In Vereinen wirken viele ehrenamtlich Engagierte mit. Das befeuert sexualisierte Gewalt, weil die eine Hand nicht weiß, was die andere tut. Das kann undurchsichtig werden. »Es befeuert sexualisierte Gewalt, wenn die eine Hand nicht weiß, was die andere tut«, sagt Dorothee Himpele vom Verein Wirbelwind. Setzen die Vereine durch Schutzkonzepte und -Beauftragte Signale nach außen, »suchen sich Täterinnen oder Täter den Nachbarverein ohne Konzept.« Heißt im Umkehrschluss: Wenn möglichst viele Vereine Flagge zeigen, wird das Risiko körperlicher und verbaler Übergriffe geringer.
Je nach Verein sieht das Schutzkonzept unterschiedlich aus. Mal geht es darum, Zuflucht-Ecken zu schaffen, dann wieder Licht in Räume zu bringen. Oder darum, »Kindern spielerisch aufzuzeigen, dass es Personen gibt, an die sie sich wenden können«, wie es Jonathan Brodbeck vom CVJM beschreibt. »Gut, wenn Eltern das Gefühl haben, dass ihre Kinder bei uns gut aufgehoben sind«, hebt Sylvester Rademaker vom DARC hervor. Die Schutzkonzepte dienen auch den Vereinen selbst, die damit als integer angesehen werden können. Nicht von ungefähr heißt das Projektmotto »Gemeinsam handeln - Vereine schützen«.
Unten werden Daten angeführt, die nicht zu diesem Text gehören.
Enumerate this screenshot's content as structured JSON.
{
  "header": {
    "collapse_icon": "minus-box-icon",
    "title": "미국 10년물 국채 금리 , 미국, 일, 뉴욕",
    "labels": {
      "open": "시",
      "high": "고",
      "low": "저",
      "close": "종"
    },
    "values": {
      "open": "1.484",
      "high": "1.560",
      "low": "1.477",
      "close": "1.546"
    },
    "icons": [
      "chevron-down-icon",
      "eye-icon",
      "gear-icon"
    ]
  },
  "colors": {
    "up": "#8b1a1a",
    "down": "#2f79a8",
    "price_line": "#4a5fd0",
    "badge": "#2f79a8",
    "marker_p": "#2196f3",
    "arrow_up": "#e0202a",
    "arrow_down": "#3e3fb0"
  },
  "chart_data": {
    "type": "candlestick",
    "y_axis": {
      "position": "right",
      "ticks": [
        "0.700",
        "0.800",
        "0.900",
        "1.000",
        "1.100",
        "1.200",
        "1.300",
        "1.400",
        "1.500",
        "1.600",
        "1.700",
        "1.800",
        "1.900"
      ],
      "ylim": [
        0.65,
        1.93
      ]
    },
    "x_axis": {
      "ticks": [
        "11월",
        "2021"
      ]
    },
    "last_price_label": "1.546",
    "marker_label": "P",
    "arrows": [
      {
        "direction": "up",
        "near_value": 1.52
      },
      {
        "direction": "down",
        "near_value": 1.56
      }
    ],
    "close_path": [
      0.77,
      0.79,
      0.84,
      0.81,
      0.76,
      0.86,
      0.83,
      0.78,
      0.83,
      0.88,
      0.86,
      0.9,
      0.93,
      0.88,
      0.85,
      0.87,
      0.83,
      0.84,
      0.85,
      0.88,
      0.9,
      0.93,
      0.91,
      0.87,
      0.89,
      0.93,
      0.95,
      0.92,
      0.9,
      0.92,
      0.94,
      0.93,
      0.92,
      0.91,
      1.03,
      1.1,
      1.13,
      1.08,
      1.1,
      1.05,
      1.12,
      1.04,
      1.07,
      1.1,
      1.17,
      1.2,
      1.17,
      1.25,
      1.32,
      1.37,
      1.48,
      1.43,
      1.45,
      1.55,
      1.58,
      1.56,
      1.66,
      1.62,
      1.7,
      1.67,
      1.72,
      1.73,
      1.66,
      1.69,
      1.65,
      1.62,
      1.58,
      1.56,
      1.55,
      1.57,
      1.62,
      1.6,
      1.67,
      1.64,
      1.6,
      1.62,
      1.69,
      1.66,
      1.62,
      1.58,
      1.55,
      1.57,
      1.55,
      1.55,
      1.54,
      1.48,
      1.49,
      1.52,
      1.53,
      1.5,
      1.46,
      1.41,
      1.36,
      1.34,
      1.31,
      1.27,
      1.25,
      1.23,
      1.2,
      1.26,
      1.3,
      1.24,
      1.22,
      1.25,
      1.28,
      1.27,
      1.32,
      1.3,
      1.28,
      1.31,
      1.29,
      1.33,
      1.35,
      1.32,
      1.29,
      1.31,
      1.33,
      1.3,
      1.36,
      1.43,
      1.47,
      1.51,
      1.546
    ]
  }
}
Äußeren Anlass dazu gab es in der Kelternstadt seit vielen Jahren nicht mehr - oder er wurde nicht bekannt. »Die Dunkelziffer ist sehr hoch«, sagt Dorothee Himpele: Wer Opfer sexualisierter Gewalt wurde, ist oft scham- oder schuldbehaftet und schweigt. Bürgermeister Hubertz, der auch Übungsleiter in einem Sportverein war, ist durch einen Fall mit einem Jugendtrainer in Reutlingen auf das Thema aufmerksam geworden. Der ursprüngliche Anlass für die Schutzkonzepte liegt laut Himpele aber in den Missbrauchsfällen innerhalb der katholischen Kirche, die ab 2010 bekannt wurden.
»Mit den Eltern ist ganz klar vereinbart, wie Lehrkräfte mit den Kindern umgehen dürfen «
Metzingens Musikschulleiter Bruno Seitz blickt 35 Jahre zurück. Damals, lange vor seiner Amtszeit, gab es einen Vorfall mit einem Lehrer. Das hat Seitz angetrieben, auch an seiner Einrichtung, die allein 1.700 Kinder und Jugendliche zählt, ein Schutzkonzept gegen sexuellen Missbrauch aufzustellen. »Mit den Eltern ist ganz klar vereinbart, wie die Lehrkräfte mit den Kindern umgehen dürfen.« Beim Prüfen der Bauchspannung, die für Blasinstrumentalisten unerlässlich ist, legt der Lehrer oder die Lehrerin schon mal die Hände um das Zwerchfell der Spielenden.
Sylvester Rademaker vom DARC will Berührung nicht verteufeln, sieht »die Gefahr, dass es in die Gegenrichtung ausschlägt. Trösten sollte man das Kind noch dürfen«. Wenn es das denn möchte. Eine Vorverurteilung von Menschen, die sich keiner bösen Absicht bewusst sind, will auch Bürgermeister und Übungsleiter Hubertz nicht. »Wichtig ist, objektiv ranzugehen und sachlich aufzuarbeiten.« Dabei können die Schutzkonzepte helfen, wenn sie konkret formuliert sind.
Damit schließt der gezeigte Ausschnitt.